A You are talking about a preference action brought by the trustee under Section 547 of the Bankruptcy Code. It’s an all-too-frequent occurrence. In theory, no unsecured creditors should get preferential treatment, so the trustee can demand that anyone who was paid within 90 days before the filing must return their payment so that the money, less administrative costs, can be redistributed more equitably under the bankruptcy guidelines. In practice, many trustees view preference actions as “easy money” and send demands out to every creditor for repayment.

Preference actions make good work for lawyers since some of our larger clients have been faced with six-figure demands. If you are the target of a preference action, you will receive a summons by ordinary mail requiring you to answer or appear in some distant bankruptcy court on short notice. If you ignore the summons, a judgment will be entered against you.

Defending against a preference action successfully will take some work and some legal talent because the burden of proof is on you. The two most frequent defenses are “ordinary course of business” and “new value.”

The so-called ordinary course of business defense is a two-pronged test. A payment by the debtor within 90 days of bankruptcy is not a preference if it is (a) in the ordinary course of business and (b) in the ordinary course of your business transactions with the debtor. Since most payment of freight charges are ordinary course of business items, proving this defense usually boils down to an analysis of your payment terms and when the debtor paid its freight charges. Although there is no general rule, typically freight charges that are paid within less than 60 days are considered timely.
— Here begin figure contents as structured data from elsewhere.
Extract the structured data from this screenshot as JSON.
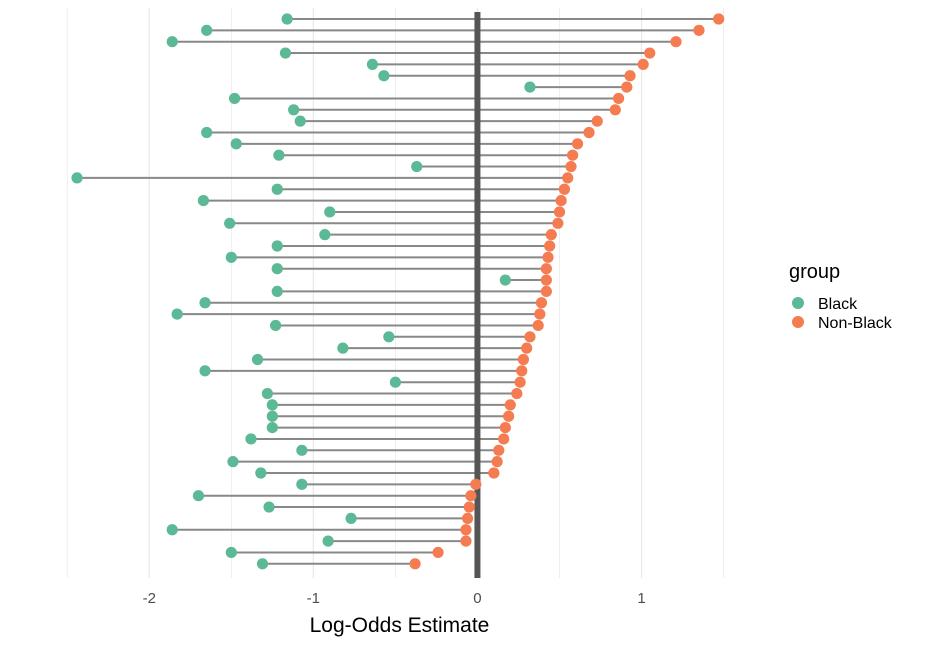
{
  "chart_data": {
    "type": "dumbbell",
    "xlabel": "Log-Odds Estimate",
    "ylabel": "",
    "xlim": [
      -2.55,
      1.6
    ],
    "x_ticks": [
      "-2",
      "-1",
      "0",
      "1"
    ],
    "x_tick_values": [
      -2,
      -1,
      0,
      1
    ],
    "grid": "vertical major and minor",
    "zero_line": 0,
    "legend": {
      "title": "group",
      "position": "right",
      "entries": [
        "Black",
        "Non-Black"
      ]
    },
    "colors": {
      "Black": "#5BB996",
      "Non-Black": "#F47C50",
      "segment": "#888888",
      "zero_line": "#555555",
      "grid": "#e8e8e8"
    },
    "series": [
      {
        "name": "Black",
        "values": [
          -1.16,
          -1.65,
          -1.86,
          -1.17,
          -0.64,
          -0.57,
          0.32,
          -1.48,
          -1.12,
          -1.08,
          -1.65,
          -1.47,
          -1.21,
          -0.37,
          -2.44,
          -1.22,
          -1.67,
          -0.9,
          -1.51,
          -0.93,
          -1.22,
          -1.5,
          -1.22,
          0.17,
          -1.22,
          -1.66,
          -1.83,
          -1.23,
          -0.54,
          -0.82,
          -1.34,
          -1.66,
          -0.5,
          -1.28,
          -1.25,
          -1.25,
          -1.25,
          -1.38,
          -1.07,
          -1.49,
          -1.32,
          -1.07,
          -1.7,
          -1.27,
          -0.77,
          -1.86,
          -0.91,
          -1.5,
          -1.31
        ]
      },
      {
        "name": "Non-Black",
        "values": [
          1.47,
          1.35,
          1.21,
          1.05,
          1.01,
          0.93,
          0.91,
          0.86,
          0.84,
          0.73,
          0.68,
          0.61,
          0.58,
          0.57,
          0.55,
          0.53,
          0.51,
          0.5,
          0.49,
          0.45,
          0.44,
          0.43,
          0.42,
          0.42,
          0.42,
          0.39,
          0.38,
          0.37,
          0.32,
          0.3,
          0.28,
          0.27,
          0.26,
          0.24,
          0.2,
          0.19,
          0.17,
          0.16,
          0.13,
          0.12,
          0.1,
          -0.01,
          -0.04,
          -0.05,
          -0.06,
          -0.07,
          -0.07,
          -0.24,
          -0.38
        ]
      }
    ]
  }
}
To satisfy the trustee, you will also have to show that during the 90-day preference period, the debtor paid you within the same time parameters as it did before the preference period. The analysis is fairly sophisticated, but in layman terms this means you must be able to show statistically that you did not, in fact, cut the debtor a break and extend more favorable terms to him when he fell on hard times. I know this is counter-intuitive and it seems like “no good deed goes unpunished,” but this is how the bankruptcy law is applied.
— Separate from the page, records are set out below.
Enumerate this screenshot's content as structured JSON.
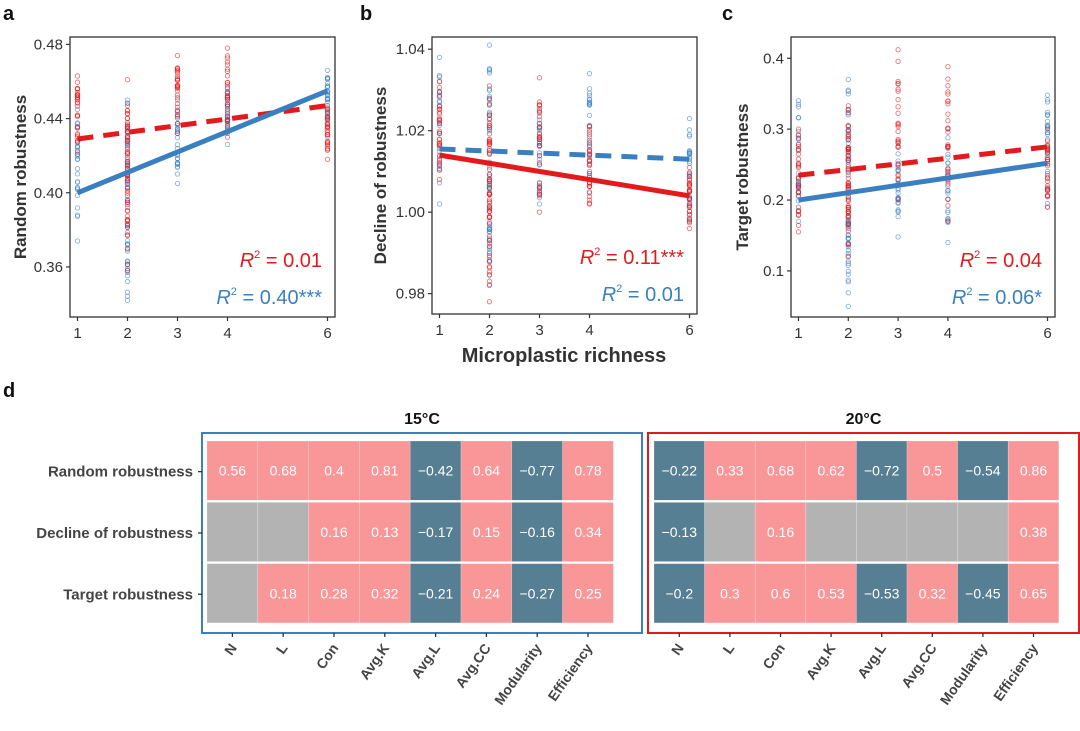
{
  "colors": {
    "red": "#e31a1c",
    "blue": "#3a7fbf",
    "positive_cell": "#f99697",
    "negative_cell": "#567f93",
    "na_cell": "#b3b3b3",
    "frame_15": "#3a7fbf",
    "frame_20": "#e31a1c"
  },
  "shared": {
    "xlabel": "Microplastic richness"
  },
  "chart_data": [
    {
      "panel": "a",
      "type": "scatter",
      "ylabel": "Random robustness",
      "xlabel": "Microplastic richness",
      "x_ticks": [
        1,
        2,
        3,
        4,
        6
      ],
      "y_ticks": [
        "0.36",
        "0.40",
        "0.44",
        "0.48"
      ],
      "xlim": [
        0.85,
        6.15
      ],
      "ylim": [
        0.333,
        0.484
      ],
      "series": [
        {
          "name": "20°C",
          "color": "red",
          "line": "dashed",
          "fit": [
            [
              1,
              0.429
            ],
            [
              6,
              0.447
            ]
          ],
          "ranges": {
            "1": [
              0.422,
              0.463
            ],
            "2": [
              0.358,
              0.461
            ],
            "3": [
              0.432,
              0.474
            ],
            "4": [
              0.43,
              0.478
            ],
            "6": [
              0.418,
              0.447
            ]
          },
          "r2": "0.01"
        },
        {
          "name": "15°C",
          "color": "blue",
          "line": "solid",
          "fit": [
            [
              1,
              0.4
            ],
            [
              6,
              0.455
            ]
          ],
          "ranges": {
            "1": [
              0.374,
              0.445
            ],
            "2": [
              0.342,
              0.45
            ],
            "3": [
              0.405,
              0.45
            ],
            "4": [
              0.426,
              0.456
            ],
            "6": [
              0.43,
              0.466
            ]
          },
          "r2": "0.40***"
        }
      ]
    },
    {
      "panel": "b",
      "type": "scatter",
      "ylabel": "Decline of robustness",
      "xlabel": "Microplastic richness",
      "x_ticks": [
        1,
        2,
        3,
        4,
        6
      ],
      "y_ticks": [
        "0.98",
        "1.00",
        "1.02",
        "1.04"
      ],
      "xlim": [
        0.85,
        6.15
      ],
      "ylim": [
        0.975,
        1.043
      ],
      "series": [
        {
          "name": "20°C",
          "color": "red",
          "line": "solid",
          "fit": [
            [
              1,
              1.014
            ],
            [
              6,
              1.004
            ]
          ],
          "ranges": {
            "1": [
              1.008,
              1.032
            ],
            "2": [
              0.978,
              1.031
            ],
            "3": [
              1.0,
              1.033
            ],
            "4": [
              1.002,
              1.021
            ],
            "6": [
              0.996,
              1.011
            ]
          },
          "r2": "0.11***"
        },
        {
          "name": "15°C",
          "color": "blue",
          "line": "dashed",
          "fit": [
            [
              1,
              1.0155
            ],
            [
              6,
              1.013
            ]
          ],
          "ranges": {
            "1": [
              1.002,
              1.038
            ],
            "2": [
              0.982,
              1.041
            ],
            "3": [
              1.002,
              1.025
            ],
            "4": [
              1.005,
              1.034
            ],
            "6": [
              0.998,
              1.023
            ]
          },
          "r2": "0.01"
        }
      ]
    },
    {
      "panel": "c",
      "type": "scatter",
      "ylabel": "Target robustness",
      "xlabel": "Microplastic richness",
      "x_ticks": [
        1,
        2,
        3,
        4,
        6
      ],
      "y_ticks": [
        "0.1",
        "0.2",
        "0.3",
        "0.4"
      ],
      "xlim": [
        0.85,
        6.15
      ],
      "ylim": [
        0.035,
        0.43
      ],
      "series": [
        {
          "name": "20°C",
          "color": "red",
          "line": "dashed",
          "fit": [
            [
              1,
              0.235
            ],
            [
              6,
              0.275
            ]
          ],
          "ranges": {
            "1": [
              0.155,
              0.3
            ],
            "2": [
              0.12,
              0.333
            ],
            "3": [
              0.2,
              0.412
            ],
            "4": [
              0.17,
              0.388
            ],
            "6": [
              0.19,
              0.3
            ]
          },
          "r2": "0.04"
        },
        {
          "name": "15°C",
          "color": "blue",
          "line": "solid",
          "fit": [
            [
              1,
              0.2
            ],
            [
              6,
              0.252
            ]
          ],
          "ranges": {
            "1": [
              0.17,
              0.34
            ],
            "2": [
              0.05,
              0.37
            ],
            "3": [
              0.148,
              0.28
            ],
            "4": [
              0.14,
              0.3
            ],
            "6": [
              0.19,
              0.348
            ]
          },
          "r2": "0.06*"
        }
      ]
    },
    {
      "panel": "d",
      "type": "heatmap",
      "rows": [
        "Random robustness",
        "Decline of robustness",
        "Target robustness"
      ],
      "columns": [
        "N",
        "L",
        "Con",
        "Avg.K",
        "Avg.L",
        "Avg.CC",
        "Modularity",
        "Efficiency"
      ],
      "facets": [
        {
          "title": "15°C",
          "frame": "frame_15",
          "values": [
            [
              0.56,
              0.68,
              0.4,
              0.81,
              -0.42,
              0.64,
              -0.77,
              0.78
            ],
            [
              null,
              null,
              0.16,
              0.13,
              -0.17,
              0.15,
              -0.16,
              0.34
            ],
            [
              null,
              0.18,
              0.28,
              0.32,
              -0.21,
              0.24,
              -0.27,
              0.25
            ]
          ]
        },
        {
          "title": "20°C",
          "frame": "frame_20",
          "values": [
            [
              -0.22,
              0.33,
              0.68,
              0.62,
              -0.72,
              0.5,
              -0.54,
              0.86
            ],
            [
              -0.13,
              null,
              0.16,
              null,
              null,
              null,
              null,
              0.38
            ],
            [
              -0.2,
              0.3,
              0.6,
              0.53,
              -0.53,
              0.32,
              -0.45,
              0.65
            ]
          ]
        }
      ]
    }
  ]
}
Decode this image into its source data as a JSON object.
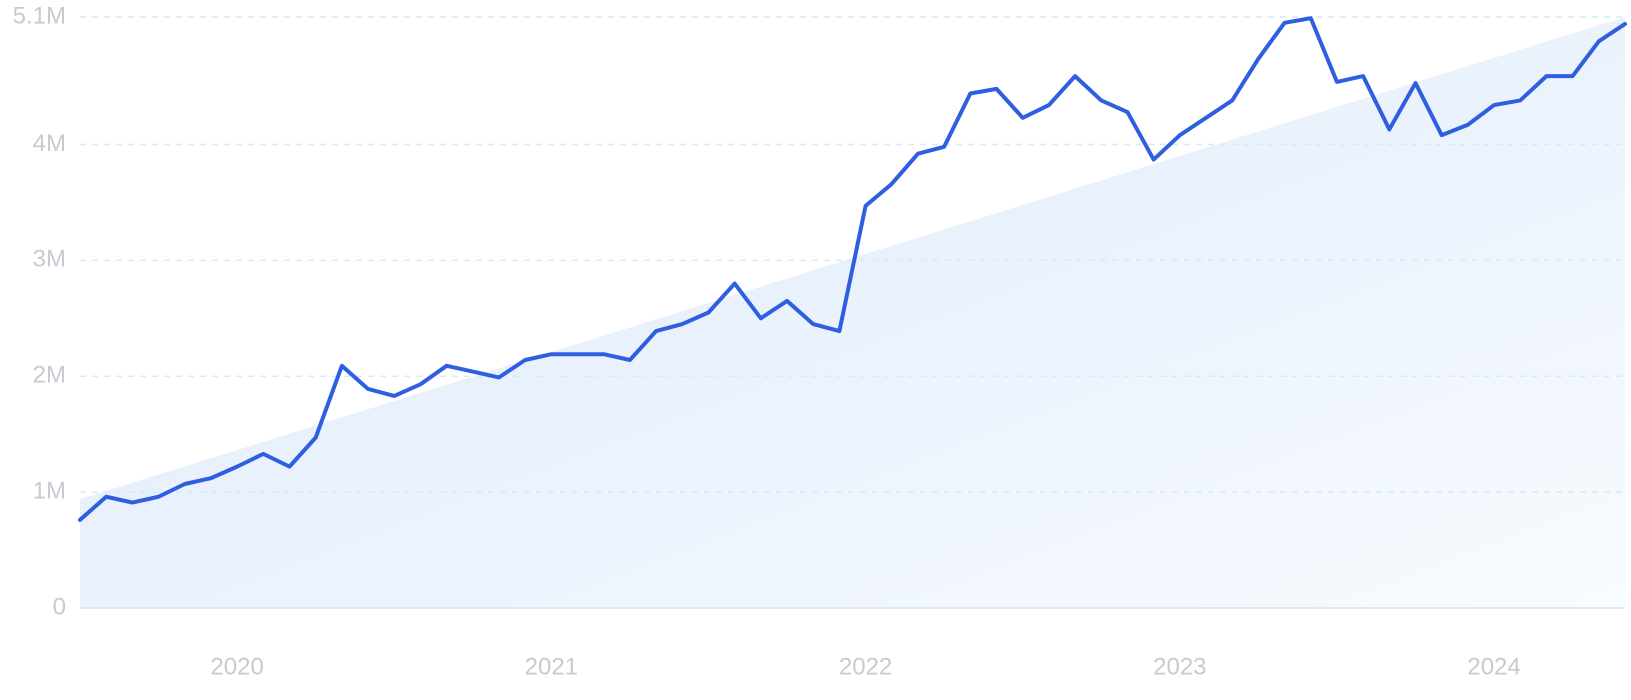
{
  "chart_data": {
    "type": "line",
    "categories": [
      null,
      null,
      null,
      null,
      null,
      null,
      "2020",
      null,
      null,
      null,
      null,
      null,
      null,
      null,
      null,
      null,
      null,
      null,
      "2021",
      null,
      null,
      null,
      null,
      null,
      null,
      null,
      null,
      null,
      null,
      null,
      "2022",
      null,
      null,
      null,
      null,
      null,
      null,
      null,
      null,
      null,
      null,
      null,
      "2023",
      null,
      null,
      null,
      null,
      null,
      null,
      null,
      null,
      null,
      null,
      null,
      "2024",
      null,
      null,
      null,
      null,
      null
    ],
    "series": [
      {
        "color": "#2f5fe0",
        "values": [
          760000,
          960000,
          910000,
          960000,
          1070000,
          1120000,
          1220000,
          1330000,
          1220000,
          1470000,
          2090000,
          1890000,
          1830000,
          1930000,
          2090000,
          2040000,
          1990000,
          2140000,
          2190000,
          2190000,
          2190000,
          2140000,
          2390000,
          2450000,
          2550000,
          2800000,
          2500000,
          2650000,
          2450000,
          2390000,
          3470000,
          3660000,
          3920000,
          3980000,
          4440000,
          4480000,
          4230000,
          4340000,
          4590000,
          4380000,
          4280000,
          3870000,
          4080000,
          4230000,
          4380000,
          4740000,
          5050000,
          5090000,
          4540000,
          4590000,
          4130000,
          4530000,
          4080000,
          4170000,
          4340000,
          4380000,
          4590000,
          4590000,
          4890000,
          5040000
        ]
      }
    ],
    "trend": [
      940000,
      5100000
    ],
    "ylim": [
      0,
      5100000
    ],
    "yticks": [
      0,
      {
        "value": 1000000,
        "label": "1M"
      },
      {
        "value": 2000000,
        "label": "2M"
      },
      {
        "value": 3000000,
        "label": "3M"
      },
      {
        "value": 4000000,
        "label": "4M"
      },
      {
        "value": 5100000,
        "label": "5.1M"
      }
    ],
    "grid": true
  }
}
The second defense is the new value defense that allows you to escape preference liability by giving up your claim for unpaid freight charges to the extent that those charges were incurred after you received the payment that the trustee claims is a preference. As a practical matter, motor carriers are most often generally unsecured creditors in bankruptcy proceedings, and giving up their claim, to the extent possible to avoid a preference action, is no loss.
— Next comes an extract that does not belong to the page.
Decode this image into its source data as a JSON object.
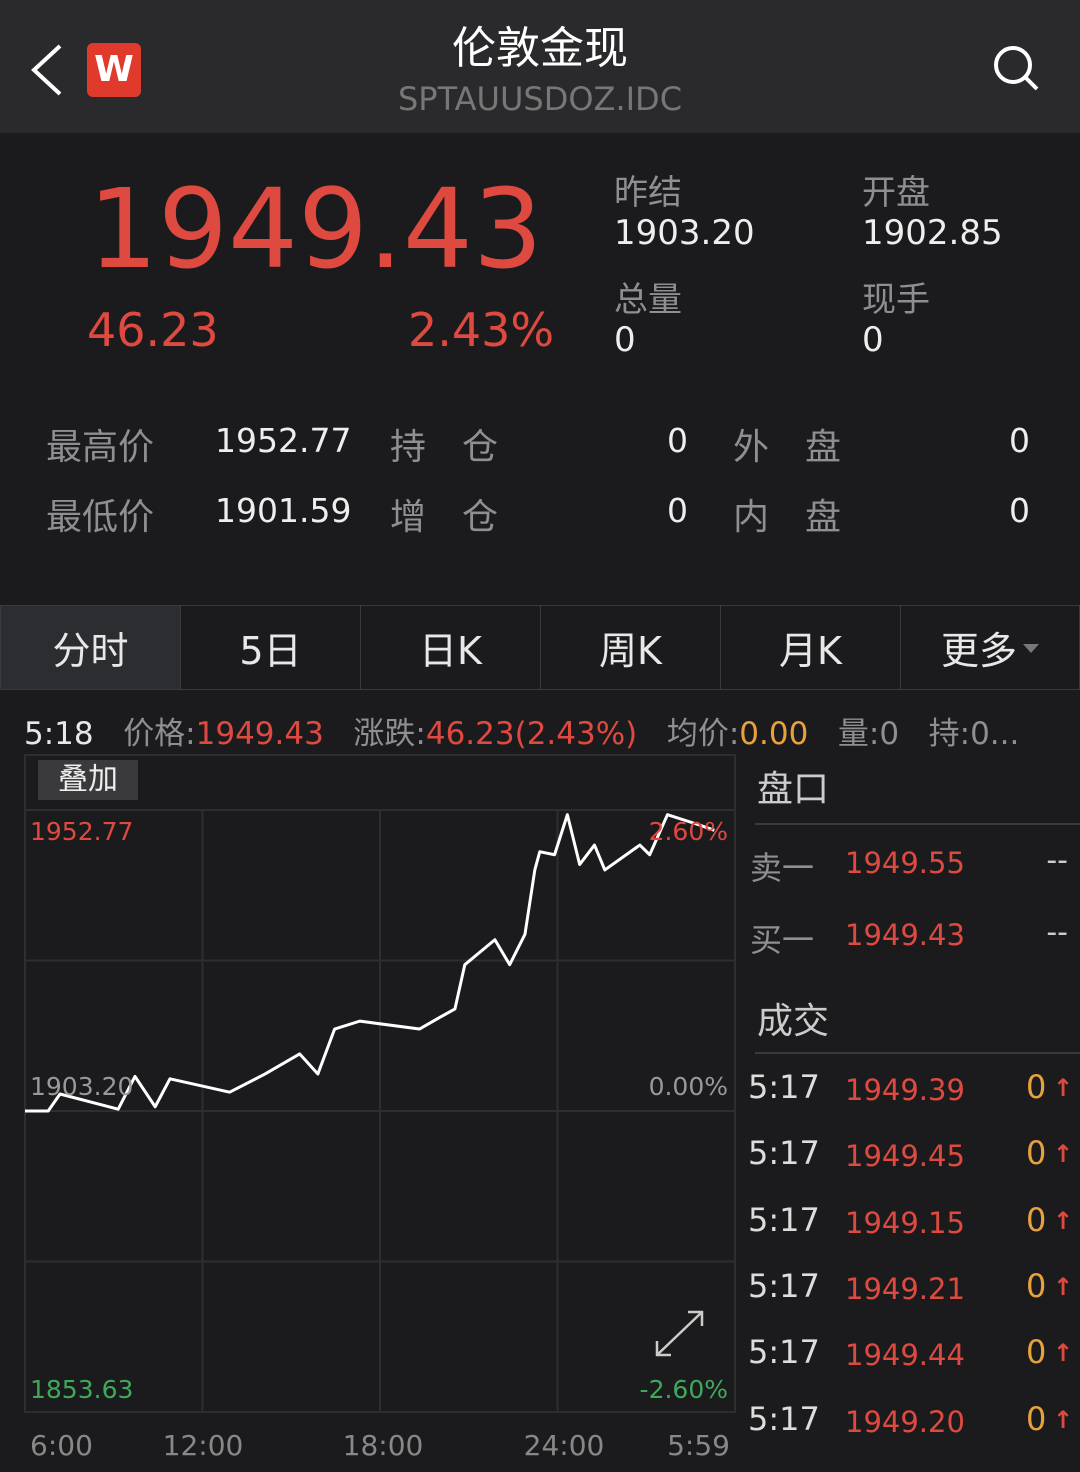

Small carriers in particular should recognize three things. First, if you haven’t yet been hit with a preference action, stay in business and you will get one. Second, when you get a demand or summons from a trustee demanding return of funds you worked long and hard to get, remember that you have defenses but that the unfairness of the Bankruptcy Code is not one of them. Third, you cannot afford to be a nice guy and let a shipper that has fallen on hard times slow its payments to you. The Bankruptcy Code forces you to demand continued on-time payments for fear that what you ultimately get you will not be able to keep.